I discovered in my attempt to research fillets and barbettes, that if you Google “Barbette” you come up with images of a drag queen from the 1920s. Not exactly what I was looking for, but interesting nonetheless.
The next hat I made was a pleated fillet.
Directions I used from http://www.caitlinsclothing.com/
Measure your head with a tape measure and add 1″.
Set the tape measure on its edge on a sheet of buckram, so that it arcs from the selvage of the buckram to the cut side, straddling a corner. Using a pencil, trace this line.
Measure from the corner of the buckram to a few points on the line to get an average measurement. Use this radial measurement to get an even circle-segment drawn on the buckram.

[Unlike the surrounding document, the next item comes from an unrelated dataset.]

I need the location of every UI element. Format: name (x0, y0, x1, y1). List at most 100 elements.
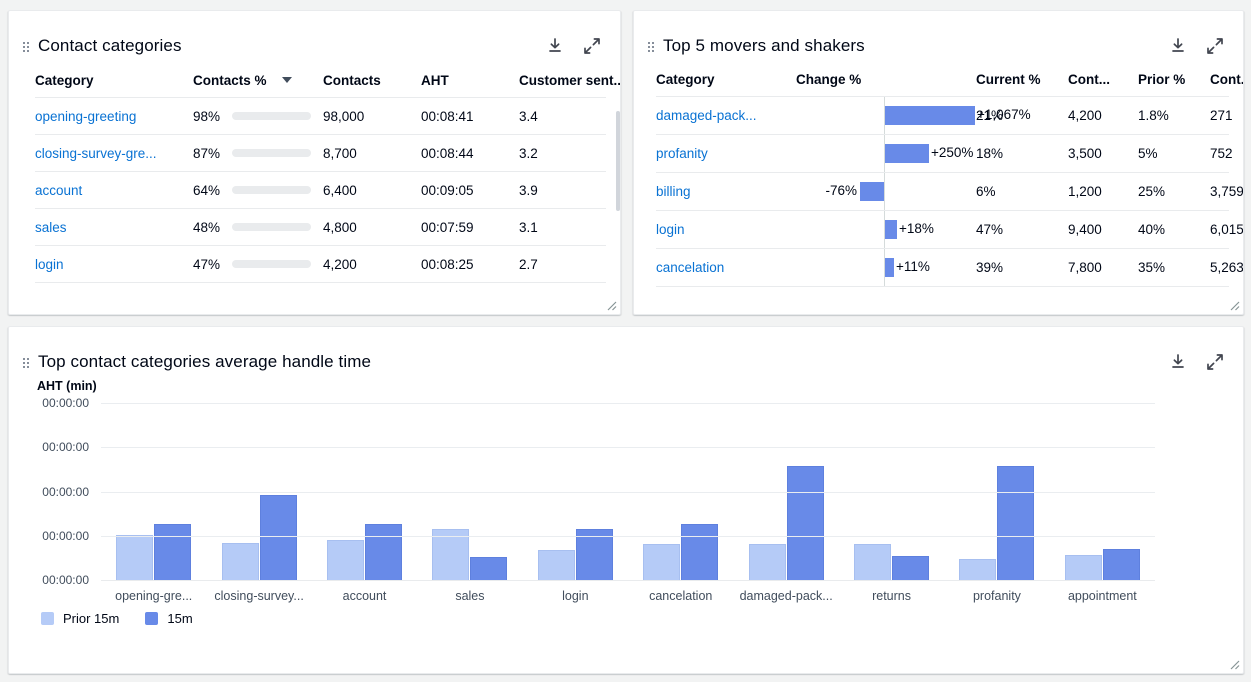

Decide how tall the fillet should be. A good height is 2.5″. Add this number to the radial measurement, and again trace the curve onto the buckram.
Cut the buckram and join together at the short edge to make the fillet.
To cover the coif with pleated fabric, cut out a strip of fabric twice your head measurement, and twice as wide as the fillet is tall, plus seam allowances. Iron this fabric into pleats before applying to the fillet.
Pin the pleats onto the middle of the fillet’s band, all the way around. Carefully fold the pleated fabric over the top and bottom. The pleats may expand or contract because of the angle of the fillet. Pin securely, then baste the covering together on the inside of the fillet.
What goes underneath is the same smaller coif and a barbette.
After a bit of experimentation, I also made a St. Brigitta cap. I’m not entirely happy with the fit–I think it’s too big. I’ll have to keep experimenting. I know I should have tucked all my hair into it, which would change the shape of the hat, too.